Where are most shelter dogs from?

This bar chart offers a striking overview of the distribution of shelter dogs across states, while also providing an age-based breakdown using color-coded categories. States like Georgia, Nevada, and Ohio stand out for their notably higher number of shelter dogs, which might warrant further investigation into factors such as population density or shelter intake policies. The use of distinct colors for age groups makes it easy to see how age distribution varies within each state. Adults appear to dominate in most states, whereas babies, young dogs, and seniors are less prevalent but still visible. This visualization effectively highlights key trends and opens the door for deeper analysis, such as understanding the reasons for higher dog populations in certain states or exploring how age impacts adoption rates across different regions.

Is there a seasonal pattern to when dogs enter the adoption system?

This bar chart offers valuable insights into the seasonal trends of dog adoption postings. Fall stands out as the season with the highest number of dogs posted for adoption, closely followed by Summer. Spring sees a moderate number of postings, while Winter has the lowest. These patterns might reflect practical or societal factors, such as changes in shelter intake rates, adopter interest, or seasonal events like holidays that could influence posting activity. The clear distinction between seasons suggests an opportunity for shelters and agencies to optimize their efforts, perhaps by aligning campaigns or resources with peak and low activity periods. It’s a well-designed visualization that highlights an important temporal trend in the adoption system.

Summary

This analysis aimed to address the challenges surrounding the high number of dogs in shelters by identifying patterns and trends that could help increase their chances of adoption. Using a dataset sourced from Petfinder and enhanced with NOAA temperature data, we carefully cleaned and structured the information to ensure usability and accuracy. Key variables were examined, and relationships between factors such as breed, age, location, and seasonality were analyzed using statistical methods and visualizations.

The findings revealed several important insights, including the prevalence of adult dogs in shelters, the geographic disparities with certain states housing significantly higher numbers of dogs, and the seasonal trends in adoption postings peaking during Fall and Summer. Additionally, the analysis highlighted correlations between coat types and regional climates, as well as the dominance of particular breeds, such as Labrador Retrievers and Pit Bull Terriers, in the shelter system. These insights have practical implications for adoption agencies, allowing them to develop targeted campaigns for underrepresented groups like senior dogs, relocate specific breeds to areas with higher demand, and align resources with peak adoption periods.

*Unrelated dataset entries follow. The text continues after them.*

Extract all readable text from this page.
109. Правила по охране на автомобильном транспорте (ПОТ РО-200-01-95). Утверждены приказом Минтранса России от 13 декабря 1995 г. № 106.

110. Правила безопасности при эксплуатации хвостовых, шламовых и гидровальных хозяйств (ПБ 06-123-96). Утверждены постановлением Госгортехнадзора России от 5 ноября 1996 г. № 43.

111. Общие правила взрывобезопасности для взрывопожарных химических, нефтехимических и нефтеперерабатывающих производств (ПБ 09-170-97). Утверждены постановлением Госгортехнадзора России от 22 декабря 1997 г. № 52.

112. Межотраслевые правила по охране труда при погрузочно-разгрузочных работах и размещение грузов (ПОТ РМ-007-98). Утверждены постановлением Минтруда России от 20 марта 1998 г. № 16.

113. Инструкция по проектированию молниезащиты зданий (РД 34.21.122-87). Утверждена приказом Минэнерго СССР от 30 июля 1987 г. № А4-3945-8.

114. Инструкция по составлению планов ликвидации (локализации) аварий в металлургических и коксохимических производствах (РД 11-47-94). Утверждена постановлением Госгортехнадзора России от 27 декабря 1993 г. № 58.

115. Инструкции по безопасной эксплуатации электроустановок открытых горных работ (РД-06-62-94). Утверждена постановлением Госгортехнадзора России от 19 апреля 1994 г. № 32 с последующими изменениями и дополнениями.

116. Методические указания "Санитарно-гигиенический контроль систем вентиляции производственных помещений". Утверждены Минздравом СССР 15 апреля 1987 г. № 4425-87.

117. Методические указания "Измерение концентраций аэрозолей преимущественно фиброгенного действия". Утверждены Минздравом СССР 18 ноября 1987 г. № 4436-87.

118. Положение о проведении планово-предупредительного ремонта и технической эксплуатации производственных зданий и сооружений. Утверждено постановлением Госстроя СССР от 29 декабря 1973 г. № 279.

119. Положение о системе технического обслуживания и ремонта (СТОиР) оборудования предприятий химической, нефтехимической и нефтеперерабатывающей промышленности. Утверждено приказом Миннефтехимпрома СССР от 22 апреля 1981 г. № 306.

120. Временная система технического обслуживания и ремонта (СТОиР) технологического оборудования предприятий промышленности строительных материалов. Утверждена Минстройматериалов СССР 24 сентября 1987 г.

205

However, the study had limitations, such as the challenges of cleaning inconsistent data, the exclusion of external factors like economic conditions, and reliance on descriptive methods. Future work could expand the dataset, incorporate predictive models, or integrate adopter feedback for more comprehensive insights. This project demonstrates the potential of data-driven approaches in tackling real-world issues while highlighting opportunities for further exploration and refinement.